Мати тем временем, запыхавшись, торопливо смахивая с лица снег, уже влезала в повозку, в которой везли незнакомца. Сидевший с ним рядом раб, увидев дочь хозяина, поспешил уйти.
— Здравствуй, — Мати старалась двигаться осторожно, говорить тихо, боясь потревожить раненого. Но ей с трудом удавалось сдерживаться: ее всю распирало от радости, сердце бешено билось в груди, ей хотелось броситься на грудь чужаку.
— Здравствуй, — он открыл глаза, улыбнулся девочке. — Как ты, малыш?
— У меня отличный отец, все понимает… А ты как? — ей было легко с ним, как с давно знакомым, родным человеком. — Наверно, замерз в пустыне без полушубка, без шапки…
— Ничего, — он снова улыбнулся.
— Только ты не вздумай умирать. Ладно? Посылай вестников смерти прочь. А если придет сама госпожа Кигаль, станет звать за собой, скажи, что ты не можешь, что дал мне слово остаться. Договорились?
— Договорились, — его улыбка стала шире, в глазах замерцали огоньки…
…Первые несколько дней караванщики с опаской поглядывали на повозку чужака, настороженно переговаривались, повторяли: "Быть беде…", бросали недовольные взгляды на хозяина каравана, но никто так и не осмелился возразить против его решения.
— Они ждут повода, — под конец второго дня сказал Атену Лис. — Можешь не сомневаться: если что-то случится, первым, кого они станут винить, будет чужак.
Атен только пожал плечами. Сейчас у него не было времени разбираться с подобными пустяками: пока погода не переменилась и опять не набрали силу ветра, нужно было постараться пройти как можно большую часть пути.

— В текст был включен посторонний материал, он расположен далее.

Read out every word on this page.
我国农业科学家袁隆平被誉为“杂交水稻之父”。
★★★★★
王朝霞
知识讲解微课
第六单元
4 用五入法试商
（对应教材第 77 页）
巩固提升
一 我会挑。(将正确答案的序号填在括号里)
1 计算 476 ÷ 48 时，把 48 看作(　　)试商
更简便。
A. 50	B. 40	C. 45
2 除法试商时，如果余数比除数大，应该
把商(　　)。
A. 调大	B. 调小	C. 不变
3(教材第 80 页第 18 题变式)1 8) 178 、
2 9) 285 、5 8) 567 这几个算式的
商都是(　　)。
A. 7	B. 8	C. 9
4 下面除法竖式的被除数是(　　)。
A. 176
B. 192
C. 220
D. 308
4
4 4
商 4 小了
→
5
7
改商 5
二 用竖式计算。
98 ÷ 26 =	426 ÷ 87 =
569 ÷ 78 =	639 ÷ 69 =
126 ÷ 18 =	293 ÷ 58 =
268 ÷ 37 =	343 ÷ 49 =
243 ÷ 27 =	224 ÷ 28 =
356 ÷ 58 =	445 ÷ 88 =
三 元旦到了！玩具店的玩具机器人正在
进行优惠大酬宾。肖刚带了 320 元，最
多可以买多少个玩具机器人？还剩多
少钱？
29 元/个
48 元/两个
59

Пустыня была преисполнена покоя и безмятежности. Крупные, похожие на пух белых птиц, снежинки сверкали в лучах солнца, переливаясь всеми цветами радуги и раскрашивая все вокруг удивительными оттенками, сплетенными в причудливый узор кружев. Ветер дремал, лишь лениво ворочаясь с бока на бок да протяжно зевая, отчего снег колыхался тихими, задумчивыми волнами. Легкий, преисполненный наивной радости воздух был мягок и нежен. Он не жег, не старался пронзить насквозь своим холодом, а касался щек прохладой утреннего луча или задорно щекотал нос запахом лаванды. Опытные караванщики считали и два таких дня подряд подарком судьбы, а тут… Минуло почти две недели, а вокруг царила все то же магия покоя и счастья.
Люди суеверны. Особенно в маленьком караване посреди бескрайних снегов. Они склонны во всем видеть знак: если беда — значит, боги чем-то недовольны, коли удача — наоборот. Так что, если первые дни чужак казался нарушителем спокойствия, и многие считали: Метели не понравится, что жертву вырвали из ее объятий, то теперь все не просто поверили, что совершили богоугодное дело, приняв незнакомца, раз небожители награждают их удачей, но и сочли гостя своего рода оберегом, чье присутствие способно защитить караван.
Раньше чужака сторонились, теперь же, наоборот, искали повода заглянуть к нему в повозку, заговорить. Но тот, казалось, сам стремился к одиночеству. Единственно кого раненый всегда был рад видеть, это Мати. Она прибегала к нему утром, с первыми лучами солнца, принося еду. Девочка привыкла завтракать с чужаком. Рядом с ним даже самая обычная пища — лепешки да каша — казались ей восхитительным лакомством.
Он смеялся: — Тому виной твоя фантазия, малыш.
Незнакомец упорно не называл ее Мати, но девочка не обижалась, когда обычные слова в его устах приобретали неповторимое звучание и имели, казалось, большую власть, чем священное имя.